After enactment of the latest budget bill in late February, the Controller had projected the State would dip to a low of -$636 million in April. However, because of additional revenue erosion and increased expenditures in March, the low point in April fell to -$1.9 billion. But three factors changed those cash flow projections, which now show a low point on April 1, when the State will have $1.1 billion in the Treasury:
• A bill signed Friday to change Medi-Cal reporting requirements will provide about $1.57 billion in federal stimulus funds in April;
• Special funds used for internal borrowing grew by $1.35 billion, largely because they were not tapped when the State stopped funding infrastructure projects during the cash crisis, and;
• The Treasurer was able to secure a $500 million short-term loan from Golden 1.
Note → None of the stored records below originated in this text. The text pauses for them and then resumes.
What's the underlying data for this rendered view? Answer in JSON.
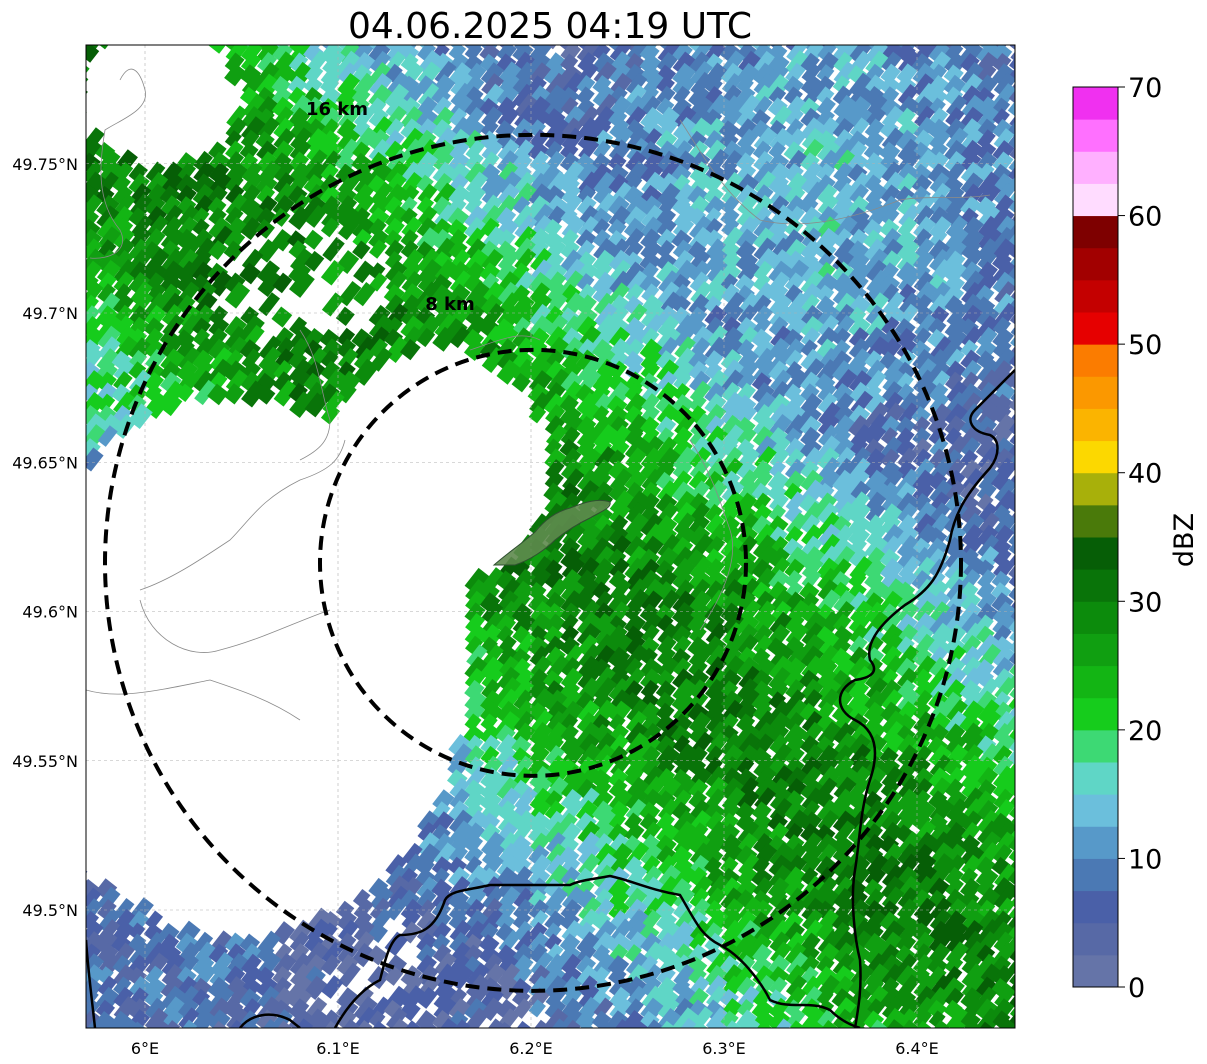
{
  "title": "04.06.2025 04:19 UTC",
  "map": {
    "lon_range": [
      5.97,
      6.45
    ],
    "lat_range": [
      49.46,
      49.79
    ],
    "x_ticks": [
      {
        "value": 6.0,
        "label": "6°E"
      },
      {
        "value": 6.1,
        "label": "6.1°E"
      },
      {
        "value": 6.2,
        "label": "6.2°E"
      },
      {
        "value": 6.3,
        "label": "6.3°E"
      },
      {
        "value": 6.4,
        "label": "6.4°E"
      }
    ],
    "y_ticks": [
      {
        "value": 49.5,
        "label": "49.5°N"
      },
      {
        "value": 49.55,
        "label": "49.55°N"
      },
      {
        "value": 49.6,
        "label": "49.6°N"
      },
      {
        "value": 49.65,
        "label": "49.65°N"
      },
      {
        "value": 49.7,
        "label": "49.7°N"
      },
      {
        "value": 49.75,
        "label": "49.75°N"
      }
    ],
    "grid": true,
    "rings": [
      {
        "label": "8 km",
        "center_lon": 6.2,
        "center_lat": 49.623
      },
      {
        "label": "16 km",
        "center_lon": 6.2,
        "center_lat": 49.623
      }
    ]
  },
  "colorbar": {
    "label": "dBZ",
    "min": 0,
    "max": 70,
    "ticks": [
      {
        "value": 0,
        "label": "0"
      },
      {
        "value": 10,
        "label": "10"
      },
      {
        "value": 20,
        "label": "20"
      },
      {
        "value": 30,
        "label": "30"
      },
      {
        "value": 40,
        "label": "40"
      },
      {
        "value": 50,
        "label": "50"
      },
      {
        "value": 60,
        "label": "60"
      },
      {
        "value": 70,
        "label": "70"
      }
    ],
    "colors": [
      "#6574a8",
      "#5769a6",
      "#4a60a8",
      "#4b79b4",
      "#5799c9",
      "#6bbfdc",
      "#5fd6c6",
      "#3dd974",
      "#16cc1c",
      "#13b514",
      "#109f11",
      "#0c8b0c",
      "#097409",
      "#065e06",
      "#4a7a0a",
      "#a8b00a",
      "#fcd800",
      "#fbb400",
      "#fb9800",
      "#fb7c00",
      "#e60000",
      "#c40000",
      "#a20000",
      "#7e0000",
      "#ffdcff",
      "#ffb0ff",
      "#ff70ff",
      "#f030f0"
    ]
  }
}
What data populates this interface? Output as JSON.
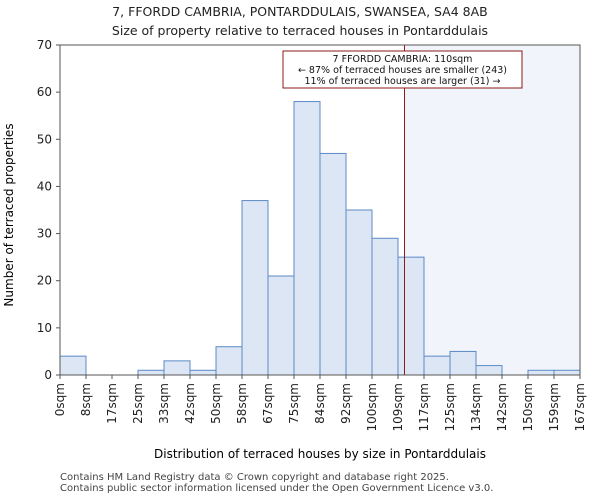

Chiang also announced that more than $3 billion in delayed payments have been made, including $2.2 billion in tax refunds. But he warned the State’s cash crisis is far from over and urged lawmakers and the Governor to begin now to prepare for even more difficult choices to get us through the next fiscal year. The budget enacted in February anticipated no further revenue deterioration and assumed voters would pass May ballot measures to provide an additional $6 billion. Even then, the budget projects the State will have exhausted all available cash, plus $19 billion in internal funds this summer, and will likely need to borrow externally to bridge a $10.6 billion gap between projected expenditures and revenues.